Biden s’en prend à nouveau aux “MAGA Republicans” dans un discours aux heures de grande écoute

Plaidant que le sort de la démocratie du pays serait en jeu lors des prochaines élections de mi-mandat, Biden a pris une position directe contre les soi-disant républicains MAGA qui ne reconnaissent pas les résultats des élections de 2020 et prônent la violence comme moyen légitime du discours politique. . Et le moment a créé un superbe écran partagé avec le leader de ce mouvement.

Quelques heures avant ça dernière audience joué dans une salle d’audience de Floride sur les boîtes de documents classifiés trouvés dans le domaine de Palm Beach de Trump. Une juge fédérale a indiqué qu’elle envisagerait d’interdire temporairement aux enquêteurs du ministère de la Justice d’examiner les documents saisis. Et tandis que Biden a vigoureusement abordé le refus des élections et la montée de la violence politique, son prédécesseur a passé la matinée à défendre les émeutiers du 6 janvier. S’il se présente et est réélu, il a juré d’offrir un “pardon total” et des excuses officielles à ceux qui ont pris d’assaut le Capitole américain le 6 janvier pour annuler les résultats des élections, et font maintenant face à des accusations.

Un haut responsable de la Maison Blanche avait averti que la nuit ne concernait aucun politicien en particulier, y compris Trump, mais Biden n’a pas perdu de temps en ciblant l’ancien président et les soi-disant républicains MAGA, qui président aux résultats de l’élection 2020 ne reconnaissent pas et qui ont prôné la violence comme moyen légitime de discours politique.

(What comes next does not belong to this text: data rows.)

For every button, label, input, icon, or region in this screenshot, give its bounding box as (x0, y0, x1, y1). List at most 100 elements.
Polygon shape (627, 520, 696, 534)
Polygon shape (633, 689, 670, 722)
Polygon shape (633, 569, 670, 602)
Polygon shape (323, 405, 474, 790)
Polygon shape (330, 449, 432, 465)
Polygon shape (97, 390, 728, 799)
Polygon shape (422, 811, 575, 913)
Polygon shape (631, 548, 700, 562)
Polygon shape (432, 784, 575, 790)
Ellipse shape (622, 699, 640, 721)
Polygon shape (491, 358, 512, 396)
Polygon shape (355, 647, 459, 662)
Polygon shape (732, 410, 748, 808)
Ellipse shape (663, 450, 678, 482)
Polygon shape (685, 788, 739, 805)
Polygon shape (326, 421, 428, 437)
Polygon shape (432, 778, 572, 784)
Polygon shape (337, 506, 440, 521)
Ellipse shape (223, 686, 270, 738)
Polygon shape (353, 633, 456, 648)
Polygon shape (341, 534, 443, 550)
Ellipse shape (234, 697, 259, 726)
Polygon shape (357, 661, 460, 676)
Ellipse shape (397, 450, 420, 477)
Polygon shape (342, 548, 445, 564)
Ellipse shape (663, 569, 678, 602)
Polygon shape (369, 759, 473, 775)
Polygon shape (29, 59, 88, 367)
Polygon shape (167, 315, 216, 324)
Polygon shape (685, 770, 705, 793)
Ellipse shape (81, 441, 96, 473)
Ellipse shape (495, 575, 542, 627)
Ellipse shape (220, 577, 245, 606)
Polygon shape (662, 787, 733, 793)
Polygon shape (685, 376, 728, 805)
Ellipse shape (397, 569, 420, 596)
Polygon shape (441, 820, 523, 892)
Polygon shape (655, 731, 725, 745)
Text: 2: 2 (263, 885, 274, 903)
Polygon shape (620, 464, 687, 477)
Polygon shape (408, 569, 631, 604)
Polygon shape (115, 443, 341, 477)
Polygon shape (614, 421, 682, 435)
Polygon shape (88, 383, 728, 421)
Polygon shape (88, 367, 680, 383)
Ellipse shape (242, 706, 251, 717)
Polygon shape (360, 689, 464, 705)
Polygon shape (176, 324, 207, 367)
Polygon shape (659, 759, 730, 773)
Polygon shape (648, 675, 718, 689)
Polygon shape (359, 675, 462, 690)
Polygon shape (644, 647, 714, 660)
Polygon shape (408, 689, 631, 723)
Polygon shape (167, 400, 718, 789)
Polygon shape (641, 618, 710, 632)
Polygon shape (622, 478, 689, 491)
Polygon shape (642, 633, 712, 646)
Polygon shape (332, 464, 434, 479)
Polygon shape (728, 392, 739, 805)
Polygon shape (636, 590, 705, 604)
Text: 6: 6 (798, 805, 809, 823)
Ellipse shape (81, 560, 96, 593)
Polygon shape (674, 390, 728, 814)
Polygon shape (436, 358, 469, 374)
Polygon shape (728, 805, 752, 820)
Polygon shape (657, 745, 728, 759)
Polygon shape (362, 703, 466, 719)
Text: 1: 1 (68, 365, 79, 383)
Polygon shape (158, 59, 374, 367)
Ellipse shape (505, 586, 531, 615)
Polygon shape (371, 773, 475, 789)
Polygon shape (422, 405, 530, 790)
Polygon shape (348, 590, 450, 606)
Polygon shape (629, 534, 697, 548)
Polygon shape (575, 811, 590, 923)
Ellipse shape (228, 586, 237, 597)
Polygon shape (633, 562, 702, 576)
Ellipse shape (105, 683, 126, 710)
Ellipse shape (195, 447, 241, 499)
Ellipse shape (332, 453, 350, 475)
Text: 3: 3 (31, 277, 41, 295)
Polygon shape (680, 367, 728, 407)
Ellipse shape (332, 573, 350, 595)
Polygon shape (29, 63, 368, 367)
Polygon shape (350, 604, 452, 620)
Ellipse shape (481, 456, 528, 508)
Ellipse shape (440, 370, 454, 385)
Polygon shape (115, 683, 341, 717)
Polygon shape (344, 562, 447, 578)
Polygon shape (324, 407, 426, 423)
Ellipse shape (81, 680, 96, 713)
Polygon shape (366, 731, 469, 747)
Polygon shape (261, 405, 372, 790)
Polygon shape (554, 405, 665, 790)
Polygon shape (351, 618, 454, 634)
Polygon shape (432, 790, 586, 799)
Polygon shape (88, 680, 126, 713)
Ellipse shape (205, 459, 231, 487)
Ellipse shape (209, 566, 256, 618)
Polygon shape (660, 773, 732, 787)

Devant Independence Hall, le berceau de la démocratie américaine, Biden a déclaré à la foule : « Les forces de la MAGA sont déterminées à repousser ce pays. Retour à une Amérique où il n’y a pas de droit de choisir, pas de droit à la vie privée, pas de droit au contrôle des naissances, pas de droit d’épouser qui vous aimez.

« Depuis longtemps, nous nous sommes assurés que la démocratie américaine est garantie. Mais ce n’est pas. Nous devons le défendre. protege le Défendez-vous. Chacun de nous », a déclaré Biden.

Les aides ont souligné que le discours, prononcé quelques jours seulement avant le coup d’envoi officieux de la fête du Travail pour prolonger la saison de campagne de mi-mandat, ne serait pas ouvertement politique. Mais il était difficile de lire autre chose que la tentative de Biden de définir les enjeux d’une élection à nouveau dominée par Trump après qu’une perquisition du FBI dans son domicile de Mar-a-Lago a révélé des informations classifiées et que la discussion sur d’éventuelles accusations criminelles pour les États-Unis s’était intensifiée. ancien président.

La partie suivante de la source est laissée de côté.